At the vet's office two weeks ago
 
The dogs had a busy day - hanging out at St. Michael's and visiting the park behind it twice, with two trips to PetSmart later in the day. The afternoon trip was a private lesson for Cayenne, with Kito tagging along. The evening one was a class for Kito in a group session. Kito was so frightened of going to PetSmart without Cayenne that he refused to get in and out of the car, and peed on the seat cover. But the "lie down" command that he completely failed to do in class was one he accomplished easily once he was safe at home with Cayenne.

Tonight I also worked on the 60th Anniversary issue of The Messenger - not the 60th of the publication, but of the church the publishes it. More on that later.

Karen

Tuesday, September 10, 2013

Welcome Home, Computer!

I got my computer back tonight, after work, after visiting Dad, but before picking up chicken wings for dinner at 8 PM. So far it seems to be fine. I've spent the evening setting it up, answering some email, updating the church's music page, and tweaking the photos in entries made over the weekend using my iPhone. Smartphones are wonderful things to have, but they are still extremely clunky to use for conventional blogging.

Monday has come and come, a day when a visiting nurse practitioner was supposed to freeze off a growth (a wart?) on my Dad's hand. It's still there. I've repeatedly requested that somebody do something about it, but I suspect that the visiting medical people mostly ignore the notes from the facility's nursing staff, let alone secondhand requests from family members of residents. But I'll keep trying. Also, where are the other seven pairs or so of my dad's pants?
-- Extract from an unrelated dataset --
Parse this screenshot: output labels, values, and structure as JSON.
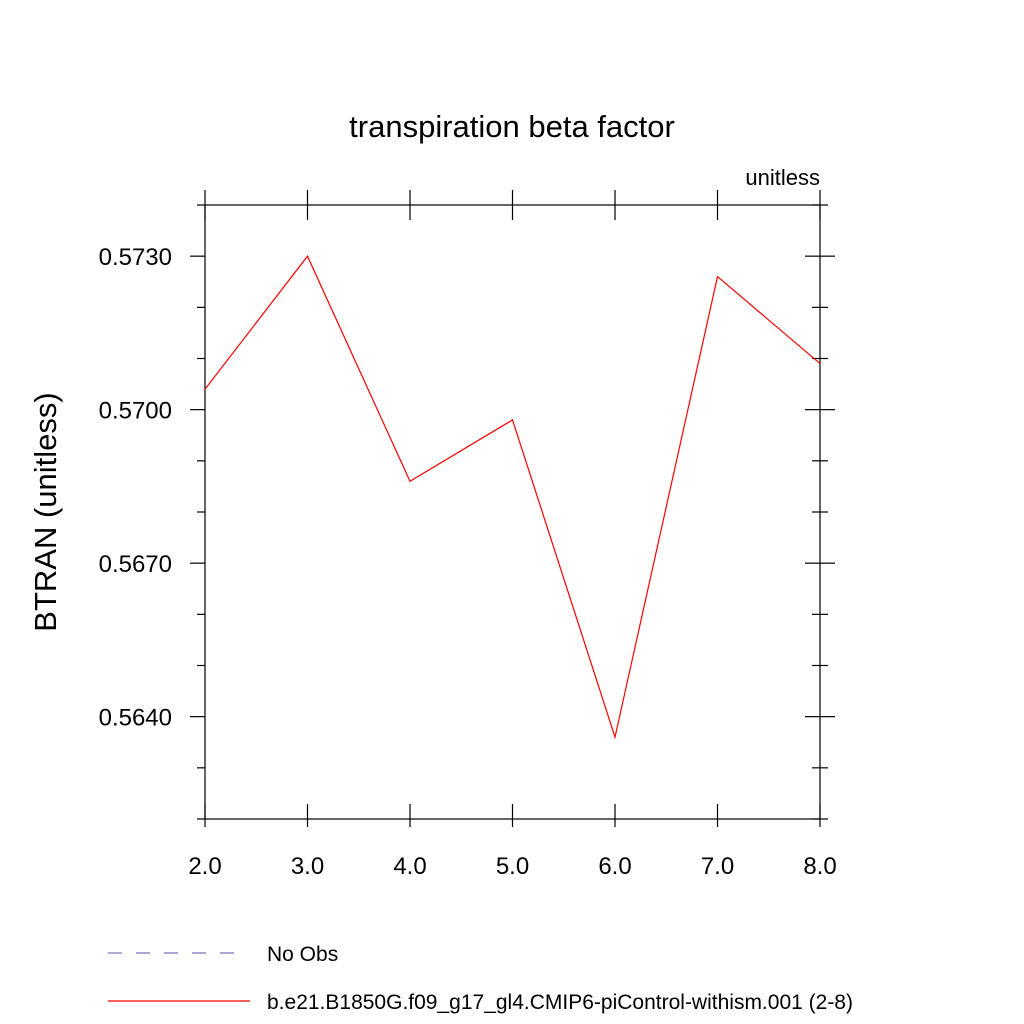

Thursday is his laundry day, and half his laundry doesn't seem to have made it back to him room yet. It's hard to check on all this stuff when I don't get there until after 7 PM, when everyone is gone for the night except for the evening caregivers.

Other things I want to discuss with someone there when I can include Wil's suggestion about posting Ruth's obituary, and what and how he is doing with scheduled activities. I have tried to get him involved with drawing things and he isn't interested. I took him into a hobby shop with train stuff and he wasn't interested. A few days ago he apparently was involved in some sort of craft project, but I was completely unable to deduce what it was he was trying to do or make, and what went wrong. Whatever it was, I don't think he finished it. But I'd still like to find something he can do besides watching tv without comprehension, looking over newspapers, going to meals, going out with me and obsessing about his facial hair. That's his world right now.


Karen

Monday, September 09, 2013

Travels With Frank: The Small Stuff

I didn't get my computer back today. In fact, I haven't heard a word from Staples since I prepaid for the servicing. I hope they didn't forget that I came in and paid, and that the computer isn't impossible to clear of malware. I should have called today, but forgot until after Staples' closing time.


So let me just post a few photos with a brief explanation. My dad is very interested in visual detail, something he's still capable of as words and concepts and memories of past and present increasingly elude him. Before the strokes and Ruth's death, he used to build extremely detailed Model railroading layouts in N-scale, the smallest of the commonly available sizes for such things. I'm told that he used to paint even the faces of tiny people inside the N-scale school buses and the like!


So today, when I realized that the Gadsden-Pacific Toy Train Operating Museum reopened today after bring closed all summer, I took him down there for a very enjoyable 45 minutes or so. I just wish there was a way to get him involved in working on such things again, instead of just looking at them. But I suppose that's asking far too much if him at this point.